Continuous societal development has brought about numerous disruptive phenomena to society that have redefined the organization of virtually every sphere of life. One such disruption is in the field of math and statistics-data revolution. There is a phrase that goes, “data is the new oil” which essentially implies that organizations are starting to recognize the value of data in defining their value proposition. However, leveraging the power of data in decision-making is not as simple as it sounds owing to the large volumes of data being generated every single day. As such, this concern begs the question, “How then does one make sense of all this data?”
Statistics –the science of collecting, analyzing, presenting, and interpreting data- has a lot of cumbersome mathematical underpinnings that inform its use in analytical processes. However, its application is supposed to communicate a story about some particular dataset in terms of the defined measures. In this brief discussion, we look at some of the simplest analytical measures that are used in data analysis.
One of the most intriguing things about the data collected from real-world events is its unevenness. For example, take data collected on students, it’s almost impossible to find identical students on all the data points that you collect. However, if you were to observe the data collected, for instance, narrow it down to one of the data points say age, you find a lot of similarities. Assuming that the chosen sample is a university class, it is possible to find that the majority of students fall between 18 and 24 years of age. Additionally, most students’ age will likely lie towards the middle of this range, say 21. This number (21) is referred to as the mean/average age or a central point in the data and forms one of the most important measures that most analysts use. Interestingly, in different societal spheres like the media, political scene, and academia, the mean or average measure of a particular data is commonly used to paint an image of how such data looks.
Another important measure is how the data varies from the mean. Suppose one is interested in determining the manner in which specific data points vary/deviate from the determined average, we calculate the standard deviation. These two metrics simply show how dispersed the data is in relation to the mean. In fact, statisticians say that you only need these two measures (mean and standard deviation) to describe any data that is regular or is in a standard format. For instance, it is possible to deduce that 67% of the data lie one unit away from the mean. For instance, suppose we pick a random sample of college students whose average age is 21 years, we can rightly infer that about 67% of them are between 20 and 22 years old if we know the standard deviation is 1.
Normality in data
It is also possible to conclude that 95% of the students have ages between two standard deviations from the mean which is between 19 years and 22 years. This relationship is represented by what we call a normal distribution curve or the bell curve.

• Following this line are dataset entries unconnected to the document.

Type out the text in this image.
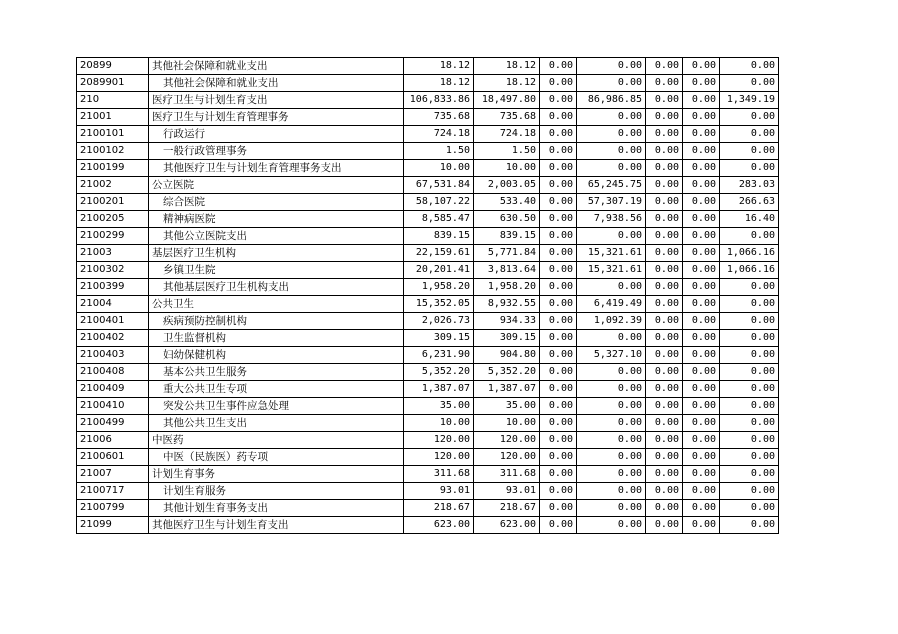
20899	其他社会保障和就业支出	18.12	18.12	0.00	0.00	0.00	0.00	0.00
2089901	其他社会保障和就业支出	18.12	18.12	0.00	0.00	0.00	0.00	0.00
210	医疗卫生与计划生育支出	106,833.86	18,497.80	0.00	86,986.85	0.00	0.00	1,349.19
21001	医疗卫生与计划生育管理事务	735.68	735.68	0.00	0.00	0.00	0.00	0.00
2100101	行政运行	724.18	724.18	0.00	0.00	0.00	0.00	0.00
2100102	一般行政管理事务	1.50	1.50	0.00	0.00	0.00	0.00	0.00
2100199	其他医疗卫生与计划生育管理事务支出	10.00	10.00	0.00	0.00	0.00	0.00	0.00
21002	公立医院	67,531.84	2,003.05	0.00	65,245.75	0.00	0.00	283.03
2100201	综合医院	58,107.22	533.40	0.00	57,307.19	0.00	0.00	266.63
2100205	精神病医院	8,585.47	630.50	0.00	7,938.56	0.00	0.00	16.40
2100299	其他公立医院支出	839.15	839.15	0.00	0.00	0.00	0.00	0.00
21003	基层医疗卫生机构	22,159.61	5,771.84	0.00	15,321.61	0.00	0.00	1,066.16
2100302	乡镇卫生院	20,201.41	3,813.64	0.00	15,321.61	0.00	0.00	1,066.16
2100399	其他基层医疗卫生机构支出	1,958.20	1,958.20	0.00	0.00	0.00	0.00	0.00
21004	公共卫生	15,352.05	8,932.55	0.00	6,419.49	0.00	0.00	0.00
2100401	疾病预防控制机构	2,026.73	934.33	0.00	1,092.39	0.00	0.00	0.00
2100402	卫生监督机构	309.15	309.15	0.00	0.00	0.00	0.00	0.00
2100403	妇幼保健机构	6,231.90	904.80	0.00	5,327.10	0.00	0.00	0.00
2100408	基本公共卫生服务	5,352.20	5,352.20	0.00	0.00	0.00	0.00	0.00
2100409	重大公共卫生专项	1,387.07	1,387.07	0.00	0.00	0.00	0.00	0.00
2100410	突发公共卫生事件应急处理	35.00	35.00	0.00	0.00	0.00	0.00	0.00
2100499	其他公共卫生支出	10.00	10.00	0.00	0.00	0.00	0.00	0.00
21006	中医药	120.00	120.00	0.00	0.00	0.00	0.00	0.00
2100601	中医（民族医）药专项	120.00	120.00	0.00	0.00	0.00	0.00	0.00
21007	计划生育事务	311.68	311.68	0.00	0.00	0.00	0.00	0.00
2100717	计划生育服务	93.01	93.01	0.00	0.00	0.00	0.00	0.00
2100799	其他计划生育事务支出	218.67	218.67	0.00	0.00	0.00	0.00	0.00
21099	其他医疗卫生与计划生育支出	623.00	623.00	0.00	0.00	0.00	0.00	0.00
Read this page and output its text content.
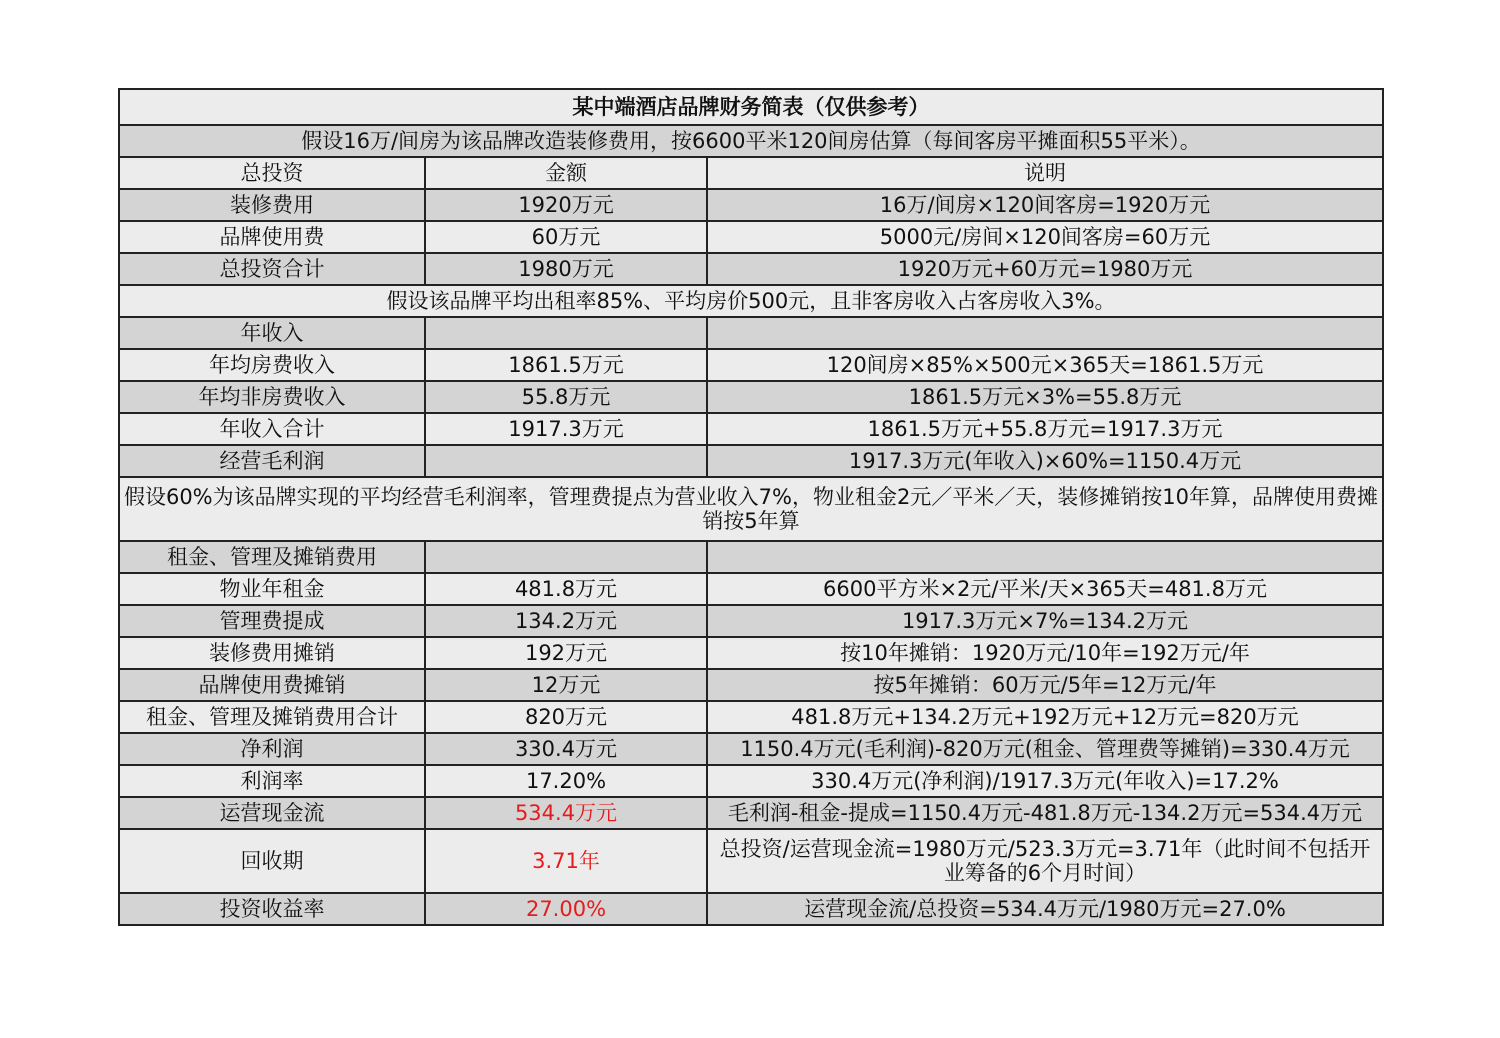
某中端酒店品牌财务简表（仅供参考）		
假设16万/间房为该品牌改造装修费用，按6600平米120间房估算（每间客房平摊面积55平米）。		
总投资	金额	说明
装修费用	1920万元	16万/间房×120间客房=1920万元
品牌使用费	60万元	5000元/房间×120间客房=60万元
总投资合计	1980万元	1920万元+60万元=1980万元
假设该品牌平均出租率85%、平均房价500元，且非客房收入占客房收入3%。		
年收入		
年均房费收入	1861.5万元	120间房×85%×500元×365天=1861.5万元
年均非房费收入	55.8万元	1861.5万元×3%=55.8万元
年收入合计	1917.3万元	1861.5万元+55.8万元=1917.3万元
经营毛利润		1917.3万元(年收入)×60%=1150.4万元
假设60%为该品牌实现的平均经营毛利润率，管理费提点为营业收入7%，物业租金2元／平米／天，装修摊销按10年算，品牌使用费摊销按5年算		
租金、管理及摊销费用		
物业年租金	481.8万元	6600平方米×2元/平米/天×365天=481.8万元
管理费提成	134.2万元	1917.3万元×7%=134.2万元
装修费用摊销	192万元	按10年摊销：1920万元/10年=192万元/年
品牌使用费摊销	12万元	按5年摊销：60万元/5年=12万元/年
租金、管理及摊销费用合计	820万元	481.8万元+134.2万元+192万元+12万元=820万元
净利润	330.4万元	1150.4万元(毛利润)-820万元(租金、管理费等摊销)=330.4万元
利润率	17.20%	330.4万元(净利润)/1917.3万元(年收入)=17.2%
运营现金流	534.4万元	毛利润-租金-提成=1150.4万元-481.8万元-134.2万元=534.4万元
回收期	3.71年	总投资/运营现金流=1980万元/523.3万元=3.71年（此时间不包括开业筹备的6个月时间）
投资收益率	27.00%	运营现金流/总投资=534.4万元/1980万元=27.0%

One of the problems with this analysis is that the data has to be very regular. That means that there should not be outliers in the data; for instance, having way older students (above 35 years) within the pool of students whose mean age is 21 years. One of the most adverse implications of outliers is the distortion of the mean which can be misleading in a report. For data with outliers, the best measure to use is the median. A good example is a company with 4 employees, three earn $100 each month and the fourth is the CEO who earns $10,000 each month. The median salary is $100 but the mean salary is $2,575. The company can report that the mean salary is $2,575, which is misleading to a person who wants to apply there for a role, but the median salary of $100 would be more representative and near what a new employee may expect to earn.
How do we detect the outliers then? Remember the bell curve above: anything that’s two standard deviations away from the mean is an outlier. In our age example, anyone who is 24 years and above or 18 years and below would be an outlier and these are normally removed when reporting or they are reported separately as interesting cases. The mechanics of detecting and removing these outliers are quite involved and depend on the data and the tools in use. However, the best way to encapsulate a data story is by using the common measures which include mean, median, and standard deviation.
To summarize, the mean, median, and standard deviation are pivotal in understanding data. These measures are normally called the measures of central tendency and dispersion and are at the heart of any statistical understanding or analysis.